Publié le 12 novembre 2025 à 13h13. L’annulation du diplôme de Juliana Guerrero, ancienne candidate au poste de vice-ministre de la Jeunesse, compromet les négociations en cours avec l’Europe pour la validation des diplômes colombiens, selon des sources diplomatiques.
- Le diplôme universitaire de Juliana Guerrero a été annulé par la Fondation Universitaire San José.
- Une enquête a révélé qu’elle ne s’était pas présentée aux examens nationaux requis pour l’obtention de son titre.
- Cette affaire a mis en péril les accords de validation des diplômes colombiens en Europe.

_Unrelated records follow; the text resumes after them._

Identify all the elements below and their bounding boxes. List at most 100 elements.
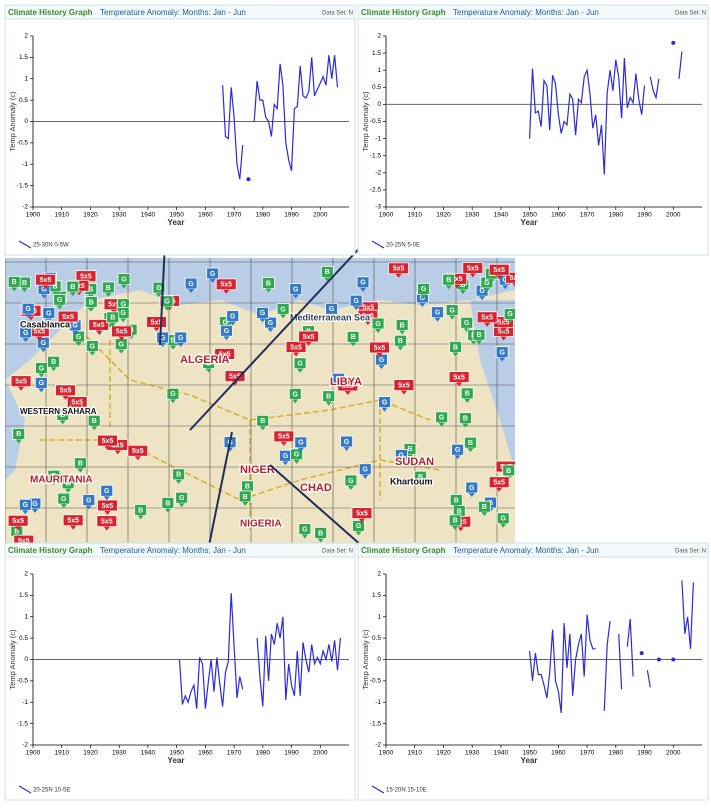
marker-label: 5x5 (116, 329, 128, 336)
marker-tip (344, 391, 351, 396)
legend-label: 25-30N 0-5W (33, 243, 69, 249)
map-marker: 5x5 (10, 375, 32, 391)
marker-tip (399, 330, 406, 335)
marker-tip (65, 488, 72, 493)
marker-label: G (294, 452, 300, 459)
y-tick-label: 0 (24, 118, 28, 125)
x-tick-label: 1970 (227, 750, 242, 757)
map-label: NIGER (240, 464, 275, 476)
map-marker: 5x5 (351, 507, 373, 523)
marker-label: G (488, 500, 494, 507)
x-tick-label: 1980 (609, 750, 624, 757)
map-marker: B (320, 265, 334, 282)
map-label: LIBYA (330, 376, 362, 388)
map-marker: 5x5 (35, 273, 56, 290)
map-marker: G (57, 492, 71, 509)
marker-tip (52, 291, 59, 296)
dataset-label: Data Set: N (675, 549, 706, 555)
map-marker: B (403, 443, 417, 459)
map-marker: B (460, 387, 474, 403)
map-marker: G (35, 362, 48, 378)
marker-label: 5x5 (151, 319, 163, 326)
marker-label: G (120, 310, 126, 317)
marker-label: G (375, 321, 381, 328)
map-marker: G (85, 340, 99, 356)
x-axis-label: Year (168, 756, 185, 765)
map-marker: 5x5 (488, 476, 510, 492)
marker-tip (223, 289, 230, 294)
marker-label: B (453, 518, 458, 525)
y-tick-label: -0.5 (17, 140, 29, 147)
marker-label: G (32, 501, 38, 508)
marker-label: G (293, 391, 299, 398)
marker-tip (104, 446, 111, 451)
x-tick-label: 1970 (227, 212, 242, 219)
marker-label: G (499, 349, 505, 356)
map-marker: G (152, 281, 166, 298)
marker-tip (376, 352, 383, 357)
map-marker: 5x5 (97, 434, 118, 451)
marker-tip (50, 481, 57, 486)
marker-label: B (243, 494, 248, 501)
marker-tip (69, 292, 76, 297)
marker-label: G (260, 310, 266, 317)
marker-tip (74, 407, 81, 412)
marker-label: G (230, 313, 236, 320)
map-marker: G (352, 519, 365, 536)
map-marker: G (445, 304, 459, 320)
map-marker: B (101, 281, 115, 297)
marker-tip (242, 501, 249, 506)
marker-tip (297, 447, 304, 452)
map-marker: G (294, 436, 308, 452)
marker-label: G (283, 453, 289, 460)
map-marker: B (449, 494, 463, 510)
data-line (178, 593, 244, 709)
map-marker: 5x5 (462, 262, 484, 278)
map-marker: B (395, 319, 409, 335)
panel-header-title: Climate History Graph (8, 8, 93, 17)
map-marker: G (174, 331, 188, 347)
marker-label: 5x5 (220, 282, 232, 289)
marker-label: G (160, 335, 166, 342)
map-marker: G (36, 336, 50, 353)
y-tick-label: 2 (377, 33, 381, 40)
marker-tip (512, 283, 515, 287)
marker-label: G (449, 307, 455, 314)
marker-tip (464, 398, 471, 403)
map-marker: B (161, 497, 175, 513)
marker-tip (457, 527, 464, 532)
marker-label: B (400, 322, 405, 329)
marker-tip (267, 328, 274, 333)
marker-tip (350, 342, 357, 347)
marker-label: G (280, 306, 286, 313)
map-marker: B (66, 280, 80, 297)
marker-tip (335, 384, 342, 389)
marker-label: G (23, 502, 29, 509)
marker-label: G (363, 467, 369, 474)
map-marker: G (325, 302, 338, 319)
map-marker: G (358, 463, 372, 479)
marker-label: 5x5 (60, 388, 72, 395)
marker-label: G (469, 485, 475, 492)
marker-label: B (454, 497, 459, 504)
marker-label: B (165, 500, 170, 507)
x-tick-label: 1960 (551, 750, 566, 757)
x-tick-label: 1920 (436, 750, 451, 757)
x-tick-label: 2000 (313, 750, 328, 757)
map-label: SUDAN (395, 456, 434, 468)
marker-tip (65, 322, 72, 327)
marker-label: G (302, 526, 308, 533)
x-tick-label: 1970 (580, 750, 595, 757)
y-tick-label: 1.5 (372, 50, 381, 57)
x-tick-label: 1930 (112, 212, 127, 219)
x-tick-label: 1910 (54, 212, 69, 219)
marker-label: B (51, 473, 56, 480)
marker-label: 5x5 (62, 314, 74, 321)
marker-label: B (12, 279, 17, 286)
x-tick-label: 1970 (580, 212, 595, 219)
x-tick-label: 1900 (379, 212, 394, 219)
marker-tip (70, 525, 77, 530)
marker-label: 5x5 (493, 480, 505, 487)
marker-tip (317, 538, 324, 543)
marker-tip (358, 518, 365, 523)
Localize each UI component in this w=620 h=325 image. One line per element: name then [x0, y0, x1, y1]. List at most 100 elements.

L’affaire Juliana Guerrero, dont le nom avait été proposé pour un poste de haut niveau au sein du gouvernement, a pris une tournure inattendue avec l’annulation de son diplôme par la Fondation Universitaire San José. La révélation qu’elle n’avait pas passé les épreuves d’État nécessaires pour obtenir sa qualification a déclenché une enquête menée conjointement par la députée Jennifer Pedraza et plusieurs médias.
Selon Julio Sánchez Cristo, directeur de La W Radio, les conséquences de cette affaire dépassent les frontières colombiennes. Il a souligné que les diplomates européens ont exprimé leur inquiétude quant à l’impact de cette situation sur les négociations en cours concernant la reconnaissance des diplômes colombiens en Europe.
« Les responsables diplomatiques européens me disent que ce petit problème ne reste pas en Colombie. Le cas de Guerrero et du titre acquis sans répondre aux exigences a eu un impact sur le travail judicieux que nos ambassadeurs accomplissaient en Europe. Ils négociaient des accords de validation de titres au profit des Colombiens à l’étranger. Eh bien, ils viennent de se voir claquer la porte. »
Julio Sánchez Cristo, directeur de La W Radio
L’enquête a mis en lumière l’absence de toute trace de participation de Juliana Guerrero à des cours, comme l’a souligné Jennifer Pedraza. Cette affaire intervient à un moment crucial, alors que la Colombie s’efforce de faciliter la mobilité de ses citoyens et la reconnaissance de leurs qualifications professionnelles à l’étranger.
Les négociations avec l’Union Européenne, qui visaient à simplifier la procédure de validation des diplômes pour les Colombiens souhaitant travailler ou étudier en Europe, pourraient être retardées voire compromises par ce scandale. Les conséquences pour les milliers de Colombiens détenteurs de diplômes universitaires pourraient être significatives.